Vai incorporá-la na sua coleção?

Uma das nossas coleções é a The Heritage Collection, que tem uma forte inspiração em Portugal e, mais especificamente, na Filigrana Coração de Viana, mas vamos fazê-lo de uma forma nova, romântica e arrojada.

Que impacto sua tese e este estudo poderiam ter na Filigrana portuguesa a nível internacional?

Para ser honesta, não tenho a certeza disso. Espero que, ainda que apenas para meu círculo íntimo de amigos ou colegas académicos que leram minha tese, possam aprender mais sobre a técnica. E se isso aumentou a consciencialização, fico feliz.

Já houve reações?

Desde o lançamento no Instagram, o meu foco tem sido desenvolver uma comunidade orgânica e autêntica. Embora, até agora, as reações tenham sido positivas, estou nervosa e entusiasmada para ver o que as pessoas pensam das peças reais.

Tem trabalhado mais na área de moda e eventos, como é que a joalharia surge na sua vida?

Sempre adorei joalharia e o poder que ela tem de contar uma história, de uma forma que dispensa palavras. As joias são uma bela maneira de se adornar com significado, fazendo uma declaração sobre quem é e em que é que acredita. Depois de anos a estudar moda e trabalhando nas indústrias criativas, e aprendendo sobre o impacto devastador que as joias podem ter em nosso meio ambiente, decidi lançar o MATILDE para compartilhar minha visão de uma marca mais gentil, sustentável e mais acessível que tem o poder causar impacto com seus valores e práticas.
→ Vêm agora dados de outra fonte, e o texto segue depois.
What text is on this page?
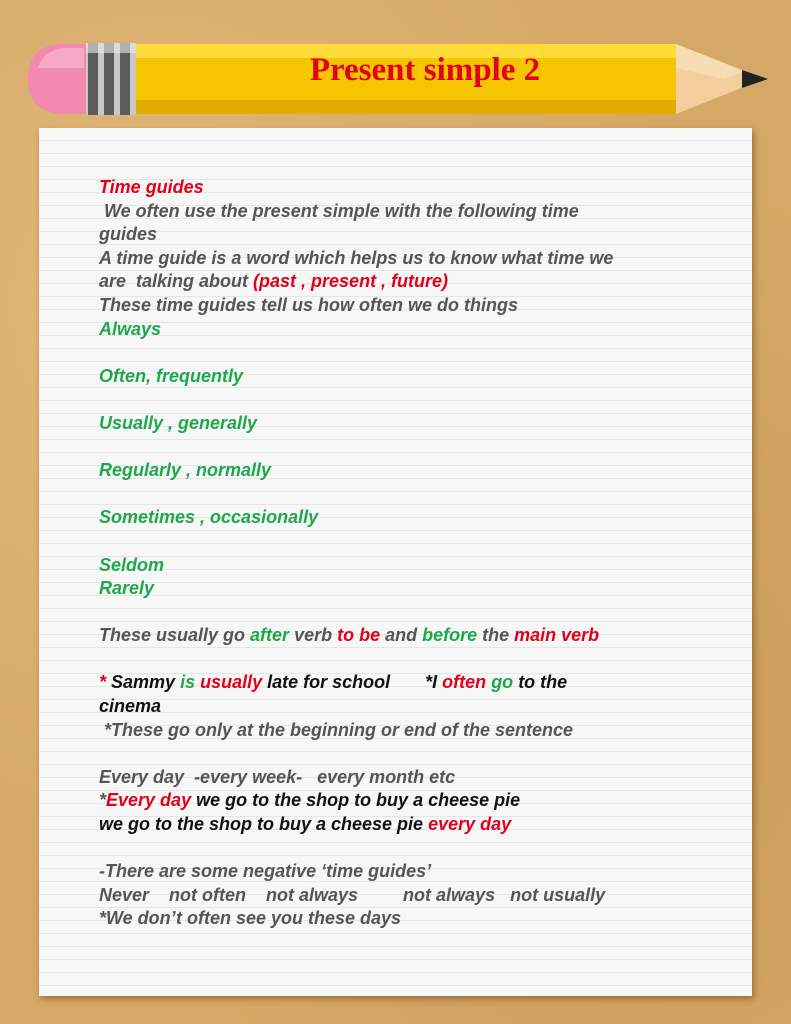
Present simple 2
Time guides
We often use the present simple with the following time
guides
A time guide is a word which helps us to know what time we
are  talking about (past , present , future)
These time guides tell us how often we do things
Always
Often, frequently
Usually , generally
Regularly , normally
Sometimes , occasionally
Seldom
Rarely
These usually go after verb to be and before the main verb
* Sammy is usually late for school       *I often go to the
cinema
*These go only at the beginning or end of the sentence
Every day  -every week-   every month etc
*Every day we go to the shop to buy a cheese pie
we go to the shop to buy a cheese pie every day
-There are some negative ‘time guides’
Never    not often    not always         not always   not usually
*We don’t often see you these days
“Espero que [a herança familiar] ajude efetivamente a consolidar a ponte para algumas das questões pelas quais eu criei o MATILDE”

Na área da moda, o que gostaria de poder fazer?

O meu foco, por enquanto, está nas joias MATILDE. É difícil dizer o que eu gostaria de fazer no futuro.

Que papel desempenha ser filha de um dos maiores treinadores do mundo? Ajuda, nem tanto, tem um peso maior? Como se gere essa ‘herança’?

Entendo que as pessoas se vão interessar por esta questão devido à minha família, e espero que ajude efetivamente a consolidar a ponte para algumas das questões pelas quais eu criei o MATILDE: a sustentabilidade, um mais amplo diálogo sobre como tornar a indústria de joias menos agressiva e mais ética também.